Infinitely Losing My Edge
Yeah, I'm losing my edge.
I'm losing my edge.
The kids are coming up from behind.
I'm losing my edge.
I'm losing my edge to the kids from Bangladesh and from Manchester.
But I was there.
I was there in 1976.
I was there at the first Feelies show in Haledon.
I'm losing my edge.
I'm losing my edge to the kids whose footsteps I hear when they get on the decks.
I'm losing my edge to the internet seekers who can tell me every member of every good group from 1962 to 1976.
I'm losing my edge.
To all the kids in Lyon and Beijing.
I'm losing my edge to the art-school Woodstock kids in little jackets and borrowed nostalgia for the unremembered nineties.
I'm losing my edge.
I'm losing my edge.
I can hear the footsteps every night on the decks.
But I was there.
I was there in 1980 at the first Cybotron practice in a loft in Detroit.
I was working on the chamberlin sounds with much patience.
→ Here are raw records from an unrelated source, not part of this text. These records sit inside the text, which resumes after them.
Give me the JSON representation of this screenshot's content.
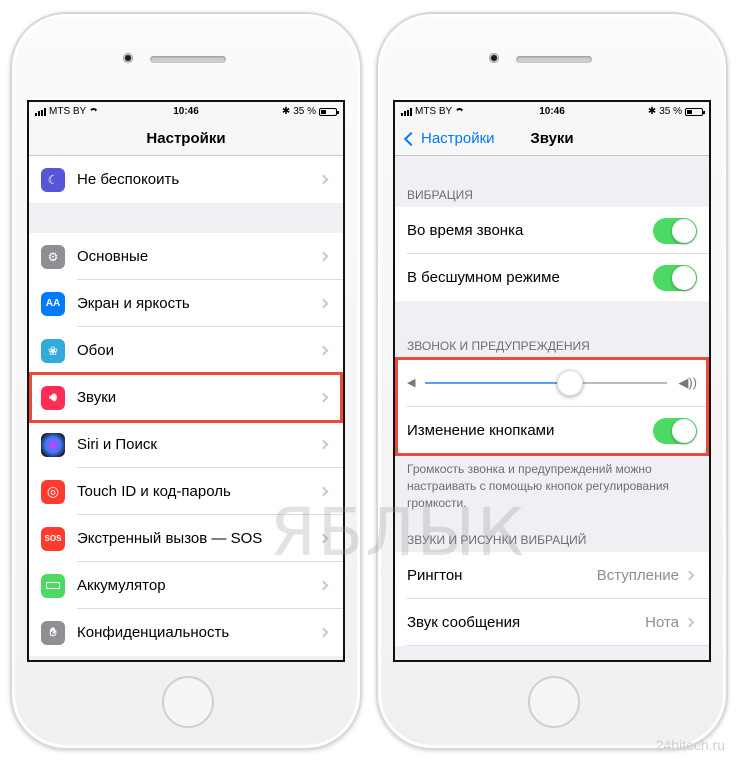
{
  "status": {
    "carrier": "MTS BY",
    "time": "10:46",
    "battery": "35 %"
  },
  "left": {
    "nav_title": "Настройки",
    "rows": [
      {
        "label": "Не беспокоить",
        "icon": "moon-icon",
        "color": "#5856d6"
      },
      {
        "label": "Основные",
        "icon": "gear-icon",
        "color": "#8e8e93"
      },
      {
        "label": "Экран и яркость",
        "icon": "aa-icon",
        "color": "#007aff",
        "glyph": "AA"
      },
      {
        "label": "Обои",
        "icon": "flower-icon",
        "color": "#34aadc"
      },
      {
        "label": "Звуки",
        "icon": "speaker-icon",
        "color": "#ff2d55"
      },
      {
        "label": "Siri и Поиск",
        "icon": "siri-icon",
        "color": "#1c1c2e"
      },
      {
        "label": "Touch ID и код-пароль",
        "icon": "fingerprint-icon",
        "color": "#ff3b30"
      },
      {
        "label": "Экстренный вызов — SOS",
        "icon": "sos-icon",
        "color": "#ff3b30",
        "glyph": "SOS"
      },
      {
        "label": "Аккумулятор",
        "icon": "battery-icon",
        "color": "#4cd964"
      },
      {
        "label": "Конфиденциальность",
        "icon": "hand-icon",
        "color": "#8e8e93"
      }
    ]
  },
  "right": {
    "back_label": "Настройки",
    "nav_title": "Звуки",
    "vibration_header": "ВИБРАЦИЯ",
    "during_call": "Во время звонка",
    "silent_mode": "В бесшумном режиме",
    "ringer_header": "ЗВОНОК И ПРЕДУПРЕЖДЕНИЯ",
    "ringer_volume": 0.6,
    "change_with_buttons": "Изменение кнопками",
    "footer_note": "Громкость звонка и предупреждений можно настраивать с помощью кнопок регулирования громкости.",
    "sounds_header": "ЗВУКИ И РИСУНКИ ВИБРАЦИЙ",
    "ringtone_label": "Рингтон",
    "ringtone_value": "Вступление",
    "message_label": "Звук сообщения",
    "message_value": "Нота"
  },
  "watermark": "ЯБЛЫК",
  "site": "24hitech.ru",
  "accent": "#007aff",
  "toggle_on_color": "#4cd964",
  "highlight_color": "#e74c3c"
}
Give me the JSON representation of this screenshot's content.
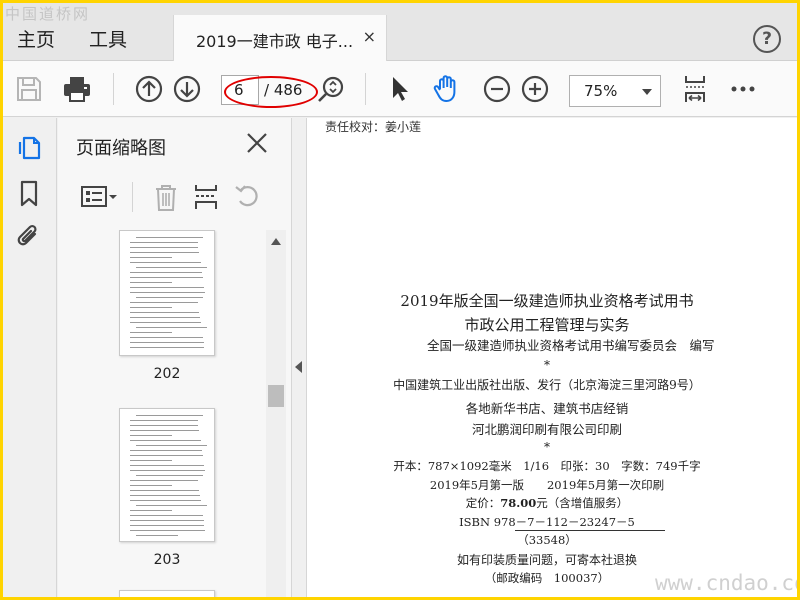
{
  "watermark_top": "中国道桥网",
  "menu": {
    "home": "主页",
    "tools": "工具"
  },
  "tab": {
    "title": "2019一建市政 电子...",
    "close": "×"
  },
  "help": "?",
  "toolbar": {
    "page_current": "6",
    "page_total": "/ 486",
    "zoom": "75%"
  },
  "panel": {
    "title": "页面缩略图"
  },
  "thumbnails": [
    {
      "page": "202"
    },
    {
      "page": "203"
    }
  ],
  "doc": {
    "proofreader": "责任校对：姜小莲",
    "title_line1": "2019年版全国一级建造师执业资格考试用书",
    "title_line2": "市政公用工程管理与实务",
    "editor": "全国一级建造师执业资格考试用书编写委员会　编写",
    "star1": "*",
    "publisher": "中国建筑工业出版社出版、发行（北京海淀三里河路9号）",
    "distributor": "各地新华书店、建筑书店经销",
    "printer": "河北鹏润印刷有限公司印刷",
    "star2": "*",
    "specs": "开本：787×1092毫米　1/16　印张：30　字数：749千字",
    "edition": "2019年5月第一版　　2019年5月第一次印刷",
    "price_label": "定价：",
    "price_value": "78.00",
    "price_suffix": "元（含增值服务）",
    "isbn": "ISBN 978－7－112－23247－5",
    "code": "（33548）",
    "notice": "如有印装质量问题，可寄本社退换",
    "postcode": "（邮政编码　100037）"
  },
  "watermark_bottom": "www.cndao.com",
  "colors": {
    "accent_blue": "#1473e6",
    "highlight_red": "#e00000",
    "frame_yellow": "#ffd400"
  }
}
I was there when Captain Beefheart started up his first band.
I told him, "Don't do it that way. You'll never make a dime."
I was there.
I was the first guy playing Traffic Nightmare to the techno kids.
I played it at the Crocodile.
Everybody thought I was crazy.
We all know.
I was there.
I was there.
I've never been wrong.
But I'm losing my edge to better-looking people with better ideas and more talent.
And they're actually really, really nice.
I'm losing my edge.
I heard you have a compilation of every good song ever done by anybody.
Every great song by Robert Görl. All the underground hits.
All Gregory Isaacs tracks. I heard you have a vinyl of every Donny Hathaway record on German import.
I heard that you have a white label of every seminal crunk hit - 1985, '86, '87.
I heard that you have a CD compilation of every good '80s cut and another box set from the '90s.
I hear you're buying an organ and a snare and are throwing your macbook out the window because you want to make something real. You want to make a Big Daddy Kane record.
I hear that you and your band have sold your organ and bought an arpeggiator.
I hear that you and your band have sold your arpeggiator and bought an organ.
I hear everybody that you know is more relevant than everybody that I know.
But have you seen my records?
Index,
Deepchord,
Minny Pops,
New York Dolls,
Bill Near,
Lalo Schifrin,
Grandmaster Flash,
The Vogues,
Sight & Sound,
The Kinks,
Todd Rundgren,
Public Enemy,
Gerry Rafferty,
Donny Hathaway,
Grandmaster Flash and the Furious Five,
The Red Krayola,
Spandau Ballet,
Bizarre Inc.,
Fad Gadget,
Laurel Aitken,
Marine Girls,
The Fugs,
Maleditus Sound,
Frankie Knuckles,
Peter and Kerry,
Yaz,
Sound Behaviour,
Simply Red,
Soulsonic Force,
Eden Ahbez,
Be Bop Deluxe,
Stiv Bators,
Tropical Tobacco,
The Jesus and Mary Chain,
The Toasters,
Unwound,
Bauhaus,
Wally Richardson,
Don Cherry,
Infiniti,
Interpol,
Franke,
Flipper,
Harry Pussy,
Todd Terry,
Sonic Youth,
De La Soul & Jungle Brothers,
Jesper Dahlbäck,
Thinking Fellers Union Local 282,
The Happenings,
Bobby Womack,
The Sound,
Nation of Ulysses,
Letta Mbulu,
Lalann,
Robert Görl,
Radiopuhelimet,
Visionaries,LMNO, T- Love & Iriscience,
Pierre Henry,
X-Ray Spex,
The Neon Judgement,
Flamin' Groovies,
Depeche Mode,
Saccharine Trust, Saccharine Trust, Saccharine Trust, Saccharine Trust.
You don't know what you really want.
You don't know what you really want.
You don't know what you really want.
You don't know what you really want.
You don't know what you really want.
You don't know what you really want.
You don't know what you really want.
You don't know what you really want.
You don't know what you really want.
You don't know what you really want.
You don't know what you really want.
You don't know what you really want.
You don't know what you really want.
You don't know what you really want.
You don't know what you really want.